The biggest challenge I’ve encountered and will probably encounter this summer is that my adviser will be gone after this week traveling so I will have to email her to communicate my work and questions. I will also have to rely on the other graduate students who work on visualization projects for more immediate help. While it’s a little inconvenient, it just means that I will have to be a little more independent in my work, which will be exciting as I develop my research further over the coming weeks.
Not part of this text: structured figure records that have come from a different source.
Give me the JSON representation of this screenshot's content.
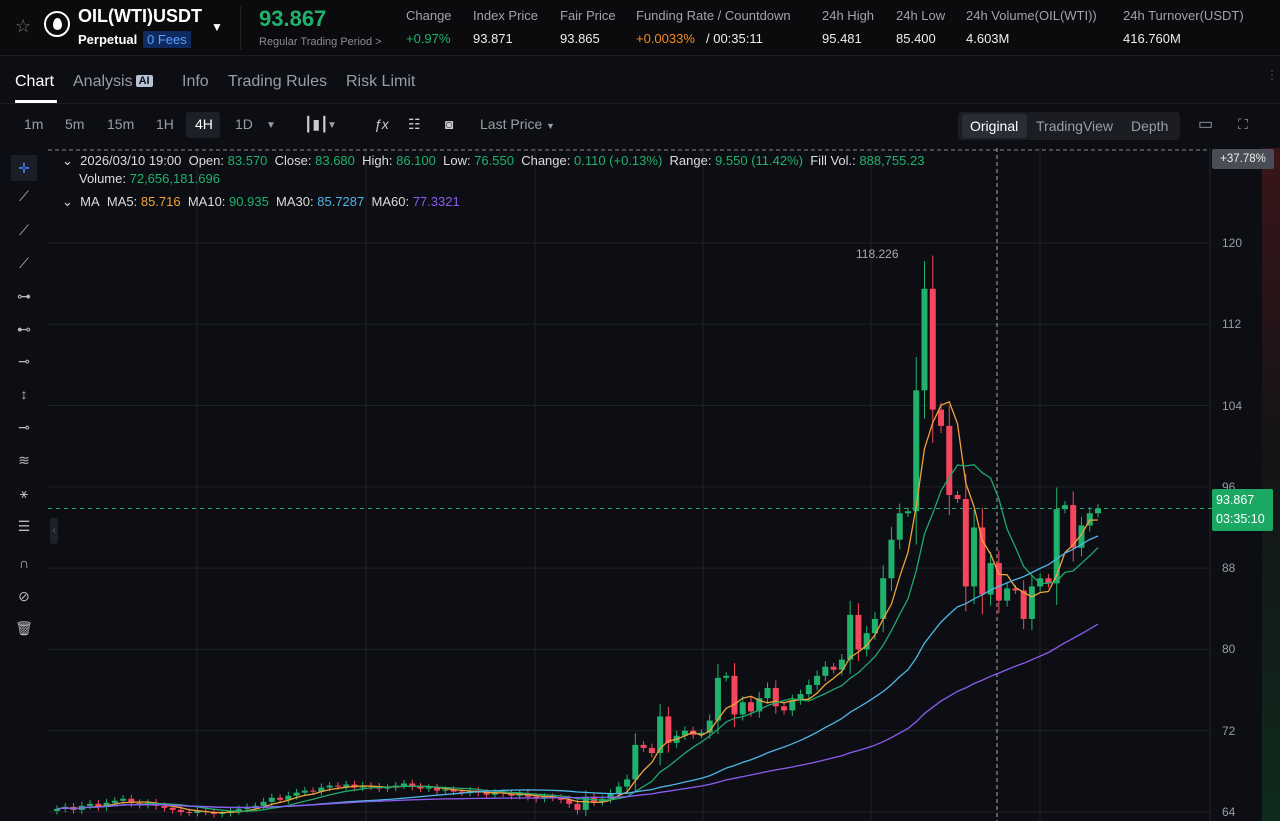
{
  "header": {
    "symbol": "OIL(WTI)USDT",
    "contract_type": "Perpetual",
    "fees_badge": "0 Fees",
    "last_price": "93.867",
    "trading_period": "Regular Trading Period >",
    "stats": [
      {
        "label": "Change",
        "value": "+0.97%",
        "color": "#20b26c"
      },
      {
        "label": "Index Price",
        "value": "93.871"
      },
      {
        "label": "Fair Price",
        "value": "93.865"
      },
      {
        "label": "Funding Rate / Countdown",
        "value": "+0.0033%",
        "value2": "/ 00:35:11",
        "color": "#f08a24"
      },
      {
        "label": "24h High",
        "value": "95.481"
      },
      {
        "label": "24h Low",
        "value": "85.400"
      },
      {
        "label": "24h Volume(OIL(WTI))",
        "value": "4.603M"
      },
      {
        "label": "24h Turnover(USDT)",
        "value": "416.760M"
      }
    ]
  },
  "tabs": [
    {
      "label": "Chart"
    },
    {
      "label": "Analysis",
      "badge": "AI"
    },
    {
      "label": "Info"
    },
    {
      "label": "Trading Rules"
    },
    {
      "label": "Risk Limit"
    }
  ],
  "toolbar": {
    "intervals": [
      "1m",
      "5m",
      "15m",
      "1H",
      "4H",
      "1D"
    ],
    "selected_interval": "4H",
    "price_type": "Last Price",
    "views": [
      "Original",
      "TradingView",
      "Depth"
    ],
    "selected_view": "Original"
  },
  "legend": {
    "datetime": "2026/03/10 19:00",
    "open_label": "Open:",
    "open": "83.570",
    "close_label": "Close:",
    "close": "83.680",
    "high_label": "High:",
    "high": "86.100",
    "low_label": "Low:",
    "low": "76.550",
    "change_label": "Change:",
    "change": "0.110 (+0.13%)",
    "range_label": "Range:",
    "range": "9.550 (11.42%)",
    "fill_label": "Fill Vol.:",
    "fill": "888,755.23",
    "volume_label": "Volume:",
    "volume": "72,656,181.696",
    "ma_label": "MA",
    "ma5_label": "MA5:",
    "ma5": "85.716",
    "ma10_label": "MA10:",
    "ma10": "90.935",
    "ma30_label": "MA30:",
    "ma30": "85.7287",
    "ma60_label": "MA60:",
    "ma60": "77.3321"
  },
  "chart_data": {
    "type": "candlestick",
    "ylim": [
      64,
      124
    ],
    "y_ticks": [
      "120",
      "112",
      "104",
      "96",
      "88",
      "80",
      "72",
      "64"
    ],
    "close": [
      64.3,
      64.5,
      64.2,
      64.6,
      64.8,
      64.5,
      64.9,
      65.1,
      65.3,
      64.9,
      64.7,
      64.9,
      64.6,
      64.4,
      64.2,
      64.0,
      63.9,
      64.1,
      64.0,
      63.8,
      63.9,
      64.1,
      64.3,
      64.5,
      64.6,
      65.0,
      65.4,
      65.2,
      65.6,
      65.9,
      66.1,
      66.0,
      66.4,
      66.6,
      66.5,
      66.7,
      66.4,
      66.6,
      66.5,
      66.3,
      66.4,
      66.6,
      66.8,
      66.5,
      66.3,
      66.4,
      66.1,
      66.2,
      66.0,
      65.9,
      66.1,
      65.9,
      65.7,
      65.9,
      65.8,
      65.6,
      65.8,
      65.5,
      65.3,
      65.5,
      65.4,
      65.2,
      64.8,
      64.2,
      65.5,
      65.0,
      65.3,
      65.8,
      66.5,
      67.2,
      70.6,
      70.3,
      69.8,
      73.4,
      70.8,
      71.5,
      72.0,
      71.6,
      71.8,
      73.0,
      77.2,
      77.4,
      73.6,
      74.8,
      73.9,
      75.2,
      76.2,
      74.4,
      74.0,
      75.0,
      75.6,
      76.5,
      77.4,
      78.3,
      78.0,
      79.0,
      83.4,
      80.0,
      81.6,
      83.0,
      87.0,
      90.8,
      93.4,
      93.6,
      105.5,
      115.5,
      103.6,
      102.0,
      95.2,
      94.8,
      86.2,
      92.0,
      85.4,
      88.5,
      84.8,
      86.0,
      85.8,
      83.0,
      86.2,
      87.0,
      86.5,
      93.8,
      94.2,
      90.0,
      92.2,
      93.4,
      93.867
    ],
    "peak_high": {
      "value": 118.226,
      "label": "118.226"
    },
    "last_price_label": "93.867",
    "countdown": "03:35:10",
    "range_change_badge": "+37.78%",
    "colors": {
      "up": "#20b26c",
      "down": "#f6465d",
      "ma5": "#f0a33a",
      "ma10": "#20a86a",
      "ma30": "#4fb6e8",
      "ma60": "#8c5cf0"
    }
  }
}
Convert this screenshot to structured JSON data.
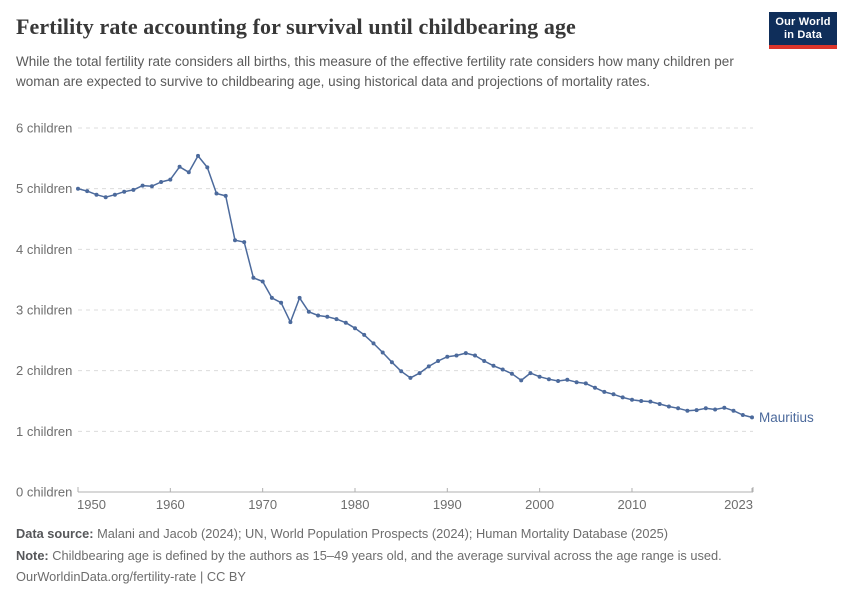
{
  "header": {
    "title": "Fertility rate accounting for survival until childbearing age",
    "subtitle": "While the total fertility rate considers all births, this measure of the effective fertility rate considers how many children per woman are expected to survive to childbearing age, using historical data and projections of mortality rates.",
    "logo": {
      "line1": "Our World",
      "line2": "in Data",
      "bg_color": "#0f2e5a",
      "accent_color": "#dc352b"
    }
  },
  "chart_data": {
    "type": "line",
    "title": "Fertility rate accounting for survival until childbearing age",
    "xlabel": "",
    "ylabel": "",
    "ylim": [
      0,
      6
    ],
    "xlim": [
      1950,
      2023
    ],
    "grid": "horizontal-dashed",
    "yticks": [
      0,
      1,
      2,
      3,
      4,
      5,
      6
    ],
    "ytick_suffix": " children",
    "xticks": [
      1950,
      1960,
      1970,
      1980,
      1990,
      2000,
      2010,
      2023
    ],
    "legend_position": "end-of-line-label",
    "series": [
      {
        "name": "Mauritius",
        "color": "#4c6a9c",
        "x": [
          1950,
          1951,
          1952,
          1953,
          1954,
          1955,
          1956,
          1957,
          1958,
          1959,
          1960,
          1961,
          1962,
          1963,
          1964,
          1965,
          1966,
          1967,
          1968,
          1969,
          1970,
          1971,
          1972,
          1973,
          1974,
          1975,
          1976,
          1977,
          1978,
          1979,
          1980,
          1981,
          1982,
          1983,
          1984,
          1985,
          1986,
          1987,
          1988,
          1989,
          1990,
          1991,
          1992,
          1993,
          1994,
          1995,
          1996,
          1997,
          1998,
          1999,
          2000,
          2001,
          2002,
          2003,
          2004,
          2005,
          2006,
          2007,
          2008,
          2009,
          2010,
          2011,
          2012,
          2013,
          2014,
          2015,
          2016,
          2017,
          2018,
          2019,
          2020,
          2021,
          2022,
          2023
        ],
        "values": [
          5.0,
          4.96,
          4.9,
          4.86,
          4.9,
          4.95,
          4.98,
          5.05,
          5.04,
          5.11,
          5.15,
          5.36,
          5.27,
          5.54,
          5.35,
          4.92,
          4.88,
          4.15,
          4.12,
          3.53,
          3.47,
          3.2,
          3.12,
          2.8,
          3.2,
          2.97,
          2.91,
          2.89,
          2.85,
          2.79,
          2.7,
          2.59,
          2.45,
          2.3,
          2.14,
          1.99,
          1.88,
          1.96,
          2.07,
          2.16,
          2.23,
          2.25,
          2.29,
          2.25,
          2.16,
          2.08,
          2.02,
          1.95,
          1.84,
          1.96,
          1.9,
          1.86,
          1.83,
          1.85,
          1.81,
          1.79,
          1.72,
          1.65,
          1.61,
          1.56,
          1.52,
          1.5,
          1.49,
          1.45,
          1.41,
          1.38,
          1.34,
          1.35,
          1.38,
          1.36,
          1.39,
          1.34,
          1.27,
          1.23
        ]
      }
    ],
    "colors": {
      "grid": "#dcdcdc",
      "axis": "#b0b0b0",
      "tick_label": "#6e6e6e"
    }
  },
  "footer": {
    "data_source_label": "Data source:",
    "data_source": "Malani and Jacob (2024); UN, World Population Prospects (2024); Human Mortality Database (2025)",
    "note_label": "Note:",
    "note": "Childbearing age is defined by the authors as 15–49 years old, and the average survival across the age range is used.",
    "license": "OurWorldinData.org/fertility-rate | CC BY"
  }
}
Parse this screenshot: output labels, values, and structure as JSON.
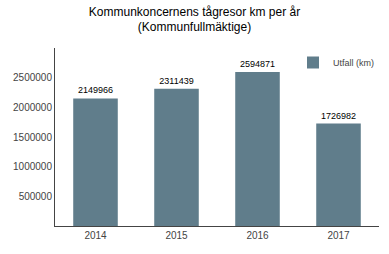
{
  "chart_data": {
    "type": "bar",
    "title": "Kommunkoncernens tågresor km per år\n(Kommunfullmäktige)",
    "categories": [
      "2014",
      "2015",
      "2016",
      "2017"
    ],
    "series": [
      {
        "name": "Utfall (km)",
        "color": "#607d8b",
        "values": [
          2149966,
          2311439,
          2594871,
          1726982
        ]
      }
    ],
    "ylim": [
      0,
      3000000
    ],
    "yticks": [
      500000,
      1000000,
      1500000,
      2000000,
      2500000
    ],
    "grid": false,
    "legend": "upper right",
    "data_labels": true
  }
}
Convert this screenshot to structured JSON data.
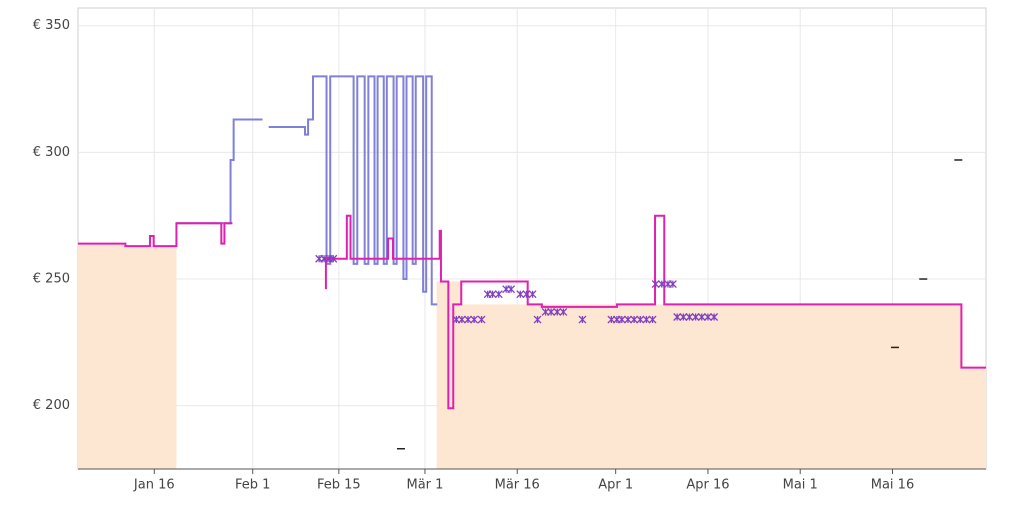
{
  "chart_data": {
    "type": "line",
    "xlim": [
      3.6,
      151.2
    ],
    "ylim": [
      175,
      357
    ],
    "xticks": [
      {
        "value": 16,
        "label": "Jan 16"
      },
      {
        "value": 32,
        "label": "Feb 1"
      },
      {
        "value": 46,
        "label": "Feb 15"
      },
      {
        "value": 60,
        "label": "Mär 1"
      },
      {
        "value": 75,
        "label": "Mär 16"
      },
      {
        "value": 91,
        "label": "Apr 1"
      },
      {
        "value": 106,
        "label": "Apr 16"
      },
      {
        "value": 121,
        "label": "Mai 1"
      },
      {
        "value": 136,
        "label": "Mai 16"
      }
    ],
    "yticks": [
      {
        "value": 200,
        "label": "€ 200"
      },
      {
        "value": 250,
        "label": "€ 250"
      },
      {
        "value": 300,
        "label": "€ 300"
      },
      {
        "value": 350,
        "label": "€ 350"
      }
    ],
    "grid": true,
    "series": [
      {
        "style": "area",
        "color": "#fde6d2",
        "x": [
          3.6,
          11.3,
          11.3,
          19.6,
          null,
          61.9,
          66,
          66,
          147.2,
          147.2,
          151.2
        ],
        "values": [
          264,
          264,
          263,
          263,
          null,
          249,
          249,
          240,
          240,
          215,
          215
        ]
      },
      {
        "style": "line",
        "color": "#8080d8",
        "x": [
          19.6,
          28.4,
          28.4,
          28.9,
          28.9,
          33.6,
          null,
          34.6,
          40.5,
          40.5,
          41,
          41,
          41.8,
          41.8,
          44,
          44,
          44.6,
          44.6,
          48.4,
          48.4,
          49,
          49,
          50.2,
          50.2,
          50.8,
          50.8,
          51.8,
          51.8,
          52.3,
          52.3,
          53.3,
          53.3,
          53.8,
          53.8,
          54.9,
          54.9,
          55.4,
          55.4,
          56.5,
          56.5,
          57,
          57,
          58,
          58,
          58.5,
          58.5,
          59.7,
          59.7,
          60.2,
          60.2,
          61.1,
          61.1,
          62
        ],
        "values": [
          272,
          272,
          297,
          297,
          313,
          313,
          null,
          310,
          310,
          307,
          307,
          313,
          313,
          330,
          330,
          256,
          256,
          330,
          330,
          256,
          256,
          330,
          330,
          256,
          256,
          330,
          330,
          256,
          256,
          330,
          330,
          256,
          256,
          330,
          330,
          256,
          256,
          330,
          330,
          250,
          250,
          330,
          330,
          256,
          256,
          330,
          330,
          245,
          245,
          330,
          330,
          240,
          240
        ]
      },
      {
        "style": "line",
        "color": "#e020b0",
        "x": [
          3.6,
          11.3,
          11.3,
          15.3,
          15.3,
          15.9,
          15.9,
          19.6,
          19.6,
          26.9,
          26.9,
          27.4,
          27.4,
          28.7,
          null,
          43.9,
          43.9,
          47.3,
          47.3,
          47.9,
          47.9,
          54,
          54,
          54.8,
          54.8,
          62.4,
          62.4,
          62.6,
          62.6,
          63.8,
          63.8,
          64.6,
          64.6,
          65.9,
          65.9,
          76.7,
          76.7,
          79,
          79,
          91.2,
          91.2,
          97.4,
          97.4,
          98.9,
          98.9,
          147.2,
          147.2,
          151.2
        ],
        "values": [
          264,
          264,
          263,
          263,
          267,
          267,
          263,
          263,
          272,
          272,
          264,
          264,
          272,
          272,
          null,
          246,
          258,
          258,
          275,
          275,
          258,
          258,
          266,
          266,
          258,
          258,
          269,
          269,
          249,
          249,
          199,
          199,
          240,
          240,
          249,
          249,
          240,
          240,
          239,
          239,
          240,
          240,
          275,
          275,
          240,
          240,
          215,
          215
        ]
      },
      {
        "style": "markers",
        "color": "#8040c0",
        "x": [
          42.8,
          43.6,
          44.4,
          45.1,
          65.1,
          66,
          67,
          68,
          69.2,
          70.2,
          71,
          72,
          73.2,
          74,
          75.5,
          76.5,
          77.5,
          78.3,
          79.6,
          80.5,
          81.5,
          82.5,
          85.6,
          90.3,
          91.2,
          92,
          93,
          94,
          95,
          96,
          97,
          97.5,
          98.5,
          99.5,
          100.3,
          101,
          102,
          103,
          104,
          105,
          106,
          107
        ],
        "values": [
          258,
          258,
          258,
          258,
          234,
          234,
          234,
          234,
          234,
          244,
          244,
          244,
          246,
          246,
          244,
          244,
          244,
          234,
          237,
          237,
          237,
          237,
          234,
          234,
          234,
          234,
          234,
          234,
          234,
          234,
          234,
          248,
          248,
          248,
          248,
          235,
          235,
          235,
          235,
          235,
          235,
          235
        ]
      },
      {
        "style": "dash",
        "color": "#222222",
        "x": [
          56.1,
          136.4,
          141,
          146.7
        ],
        "values": [
          183,
          223,
          250,
          297
        ]
      }
    ]
  }
}
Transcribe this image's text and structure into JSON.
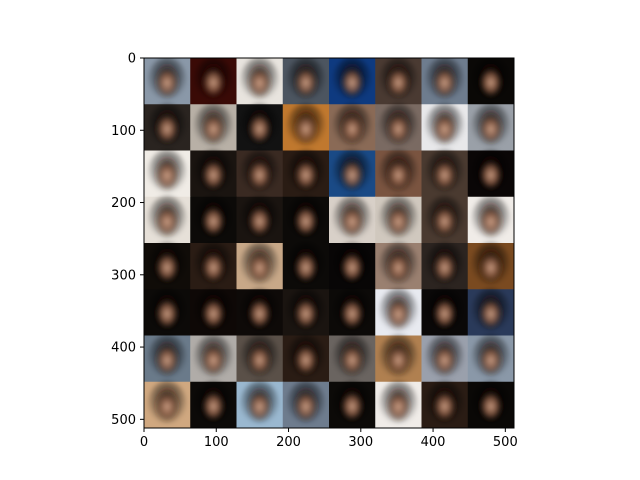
{
  "figure": {
    "image": {
      "description_icon": "face-grid-image",
      "rows": 8,
      "cols": 8,
      "pixel_extent": 512
    },
    "x_axis": {
      "ticks": [
        {
          "value": 0,
          "label": "0"
        },
        {
          "value": 100,
          "label": "100"
        },
        {
          "value": 200,
          "label": "200"
        },
        {
          "value": 300,
          "label": "300"
        },
        {
          "value": 400,
          "label": "400"
        },
        {
          "value": 500,
          "label": "500"
        }
      ]
    },
    "y_axis": {
      "ticks": [
        {
          "value": 0,
          "label": "0"
        },
        {
          "value": 100,
          "label": "100"
        },
        {
          "value": 200,
          "label": "200"
        },
        {
          "value": 300,
          "label": "300"
        },
        {
          "value": 400,
          "label": "400"
        },
        {
          "value": 500,
          "label": "500"
        }
      ]
    },
    "tiles": [
      [
        "#8a98a8",
        "#3a0a06",
        "#e8e4de",
        "#4c5560",
        "#0e3a80",
        "#4a3a32",
        "#6e7c8e",
        "#0a0806"
      ],
      [
        "#2a2420",
        "#b8b0a6",
        "#121212",
        "#c0782e",
        "#8a6a56",
        "#7a6a62",
        "#e8e8ea",
        "#9aa0a8"
      ],
      [
        "#f0ece6",
        "#1a1410",
        "#3a2a22",
        "#2a1c14",
        "#1a4a86",
        "#7a5440",
        "#4a3a30",
        "#0a0606"
      ],
      [
        "#e6e0d8",
        "#0c0a08",
        "#1a1410",
        "#0c0a08",
        "#d8d0c8",
        "#d0c8be",
        "#4a3a30",
        "#f0ece8"
      ],
      [
        "#100c08",
        "#2a1c14",
        "#c8a888",
        "#0c0a08",
        "#080606",
        "#9a8070",
        "#2c2420",
        "#7a4a20"
      ],
      [
        "#0c0a08",
        "#0e0806",
        "#0e0a08",
        "#1a1410",
        "#0c0a08",
        "#e8eaf0",
        "#0a0808",
        "#2a3a5a"
      ],
      [
        "#6a7a8a",
        "#b0aca8",
        "#5a5048",
        "#2a1c14",
        "#6a6460",
        "#b08050",
        "#9aa0ac",
        "#8a98a8"
      ],
      [
        "#d0a880",
        "#0c0a08",
        "#9ab8d0",
        "#6e7c8e",
        "#0c0a08",
        "#f0ece8",
        "#2a1c14",
        "#0a0806"
      ]
    ]
  }
}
This week I began meeting with Dr. Lu to discuss our plans for the summer. She introduced me to the projects currently underway in the Visualization Lab, including a project on visualizing biodiversity in the Smoky Mountains and some projects with VR and AR. I was allowed to try out an Oculus Rift, which was really fun, because I had never had any experience with VR before. I may work some on the VR projects if the work in the lab starts to gravitate more towards that field. Dr. Lu was very open minded and wanted to know about my personal interests in Computer Science. When I started talking about my interest in AI and machine learning, she discussed the many aspects of deep learning that are in the projects currently taking place in the lab. So for now it seems that my focus will be on deep learning and visualization in the lab. In fact, Dr. Lu has already notified me of a conference in Arizona that is accepting 2-4 page papers on deep learning and visualization, which would be a very good opportunity for me if I am able to do enough work in that field this summer, and with the paper only being 2-4 pages, I think I will be able to write that much if I am able to get a small project started this summer.
In the first few days in the lab I have done a lot of reading on deep learning and visualization, including some technical papers and other sources, such as the Google Research Blog, which has many articles on their research into machine learning. We are also working on moving the data for the Biodiversity project onto a new computer, but that may take some time due to technical difficulties with the computer the data is stored on.
Because a lot of the programs and frameworks I will be working with are new to me, I am spending a lot of time trying to set them up and reading about how to operate them. It has been a long time since I have worked this hands-on with software and programming, so I am looking forward to working with these applications in a new field.